When a benchmark runs, the agent captures output through a LogStreamer and exposes it as an SSE endpoint at /api/logs/<command_id>. The server or any authorized client can subscribe to this stream for real-time log output.


Checking Status

kitt-agent status

This reads ~/.kitt/agent.yaml and probes the local agent at http://127.0.0.1:<port>/api/status to report whether the daemon is running and whether a benchmark is currently active.


Managing Tests

List tests dispatched to this agent:

kitt-agent test list                    # show all tests for this agent
kitt-agent test list --status running   # filter by status
kitt-agent test list --limit 5          # limit results

Stop a running or queued test:

kitt-agent test stop <test_id>

The stop command marks the test as failed on the server with an "Cancelled by user" error and sends a cancel signal to the local daemon to kill the running process.


Stopping the Agent

kitt-agent stop

Sends SIGTERM to the agent process using the PID stored in ~/.kitt/agent.pid.


Test Agents

Test agents are virtual agents that simulate benchmark execution without real GPU hardware. They are useful for end-to-end UI testing — creating campaigns, running quick tests, viewing live logs, and inspecting results — all without a real agent daemon or GPU server.

Creating a test agent

Navigate to Agents > Create Test Agent in the web dashboard. Configure hardware specs (GPU model, count, CPU, architecture, RAM, environment type) to match the testing scenario.

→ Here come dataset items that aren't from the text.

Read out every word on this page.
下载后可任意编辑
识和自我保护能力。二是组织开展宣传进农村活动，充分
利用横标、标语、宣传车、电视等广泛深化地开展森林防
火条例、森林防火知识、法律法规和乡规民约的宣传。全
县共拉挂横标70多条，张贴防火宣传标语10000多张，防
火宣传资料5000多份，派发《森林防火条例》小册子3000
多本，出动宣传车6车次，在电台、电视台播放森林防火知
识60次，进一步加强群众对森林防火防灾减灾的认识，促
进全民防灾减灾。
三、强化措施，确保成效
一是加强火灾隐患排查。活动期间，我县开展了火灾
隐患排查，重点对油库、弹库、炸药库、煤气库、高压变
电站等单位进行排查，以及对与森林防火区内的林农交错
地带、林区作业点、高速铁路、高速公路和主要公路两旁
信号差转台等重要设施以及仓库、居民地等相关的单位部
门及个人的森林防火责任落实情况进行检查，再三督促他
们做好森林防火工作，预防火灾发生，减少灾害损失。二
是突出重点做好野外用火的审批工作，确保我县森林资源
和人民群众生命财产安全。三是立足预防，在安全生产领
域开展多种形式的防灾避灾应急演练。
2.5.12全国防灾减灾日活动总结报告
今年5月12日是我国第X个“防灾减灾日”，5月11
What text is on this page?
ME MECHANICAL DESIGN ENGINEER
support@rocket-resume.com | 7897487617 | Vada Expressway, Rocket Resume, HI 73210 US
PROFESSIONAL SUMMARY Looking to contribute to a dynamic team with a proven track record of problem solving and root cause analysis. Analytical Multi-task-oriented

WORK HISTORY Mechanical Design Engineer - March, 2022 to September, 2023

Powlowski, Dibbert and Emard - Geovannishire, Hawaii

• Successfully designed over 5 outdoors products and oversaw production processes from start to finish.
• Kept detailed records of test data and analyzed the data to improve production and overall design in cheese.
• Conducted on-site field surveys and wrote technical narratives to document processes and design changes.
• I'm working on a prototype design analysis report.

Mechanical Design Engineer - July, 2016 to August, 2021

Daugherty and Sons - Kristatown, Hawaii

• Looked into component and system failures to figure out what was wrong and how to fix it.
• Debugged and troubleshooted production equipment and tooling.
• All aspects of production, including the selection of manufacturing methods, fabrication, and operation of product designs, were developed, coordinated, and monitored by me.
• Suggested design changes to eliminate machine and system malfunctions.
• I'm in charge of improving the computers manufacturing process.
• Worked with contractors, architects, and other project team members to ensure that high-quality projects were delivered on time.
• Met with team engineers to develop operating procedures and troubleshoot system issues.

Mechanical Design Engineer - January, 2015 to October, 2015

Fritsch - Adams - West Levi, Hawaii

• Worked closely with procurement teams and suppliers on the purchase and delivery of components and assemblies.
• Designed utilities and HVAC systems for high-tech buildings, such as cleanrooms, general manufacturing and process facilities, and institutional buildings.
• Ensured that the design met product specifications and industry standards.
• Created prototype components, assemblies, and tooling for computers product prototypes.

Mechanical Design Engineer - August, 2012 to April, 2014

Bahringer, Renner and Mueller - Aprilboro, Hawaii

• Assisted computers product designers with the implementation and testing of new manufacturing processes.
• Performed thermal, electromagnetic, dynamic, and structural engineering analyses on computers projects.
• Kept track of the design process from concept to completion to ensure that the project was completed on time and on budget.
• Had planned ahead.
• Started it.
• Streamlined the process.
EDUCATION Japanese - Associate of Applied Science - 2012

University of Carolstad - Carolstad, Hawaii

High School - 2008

Test agents appear in the agent list with a TEST badge and are always shown as online.

Simulated execution

When a quick test or campaign is launched on a test agent:

  1. The test transitions through the same status lifecycle as a real test (queued → running → completed).
  2. Log lines stream in real time over SSE with realistic 0.5–1.5s delays.
  3. Fake but logically consistent benchmark metrics are generated (throughput, latency, memory, accuracy).
  4. Results are persisted through the normal ResultStore pipeline and appear in the Results page.

Differences from real agents

  • Test agents never go offline (the stale heartbeat check skips them).
  • Storage and NFS settings are hidden on the agent detail page.
  • No authentication token is provisioned (port is set to 0).
  • Benchmark metrics are randomly generated within realistic ranges.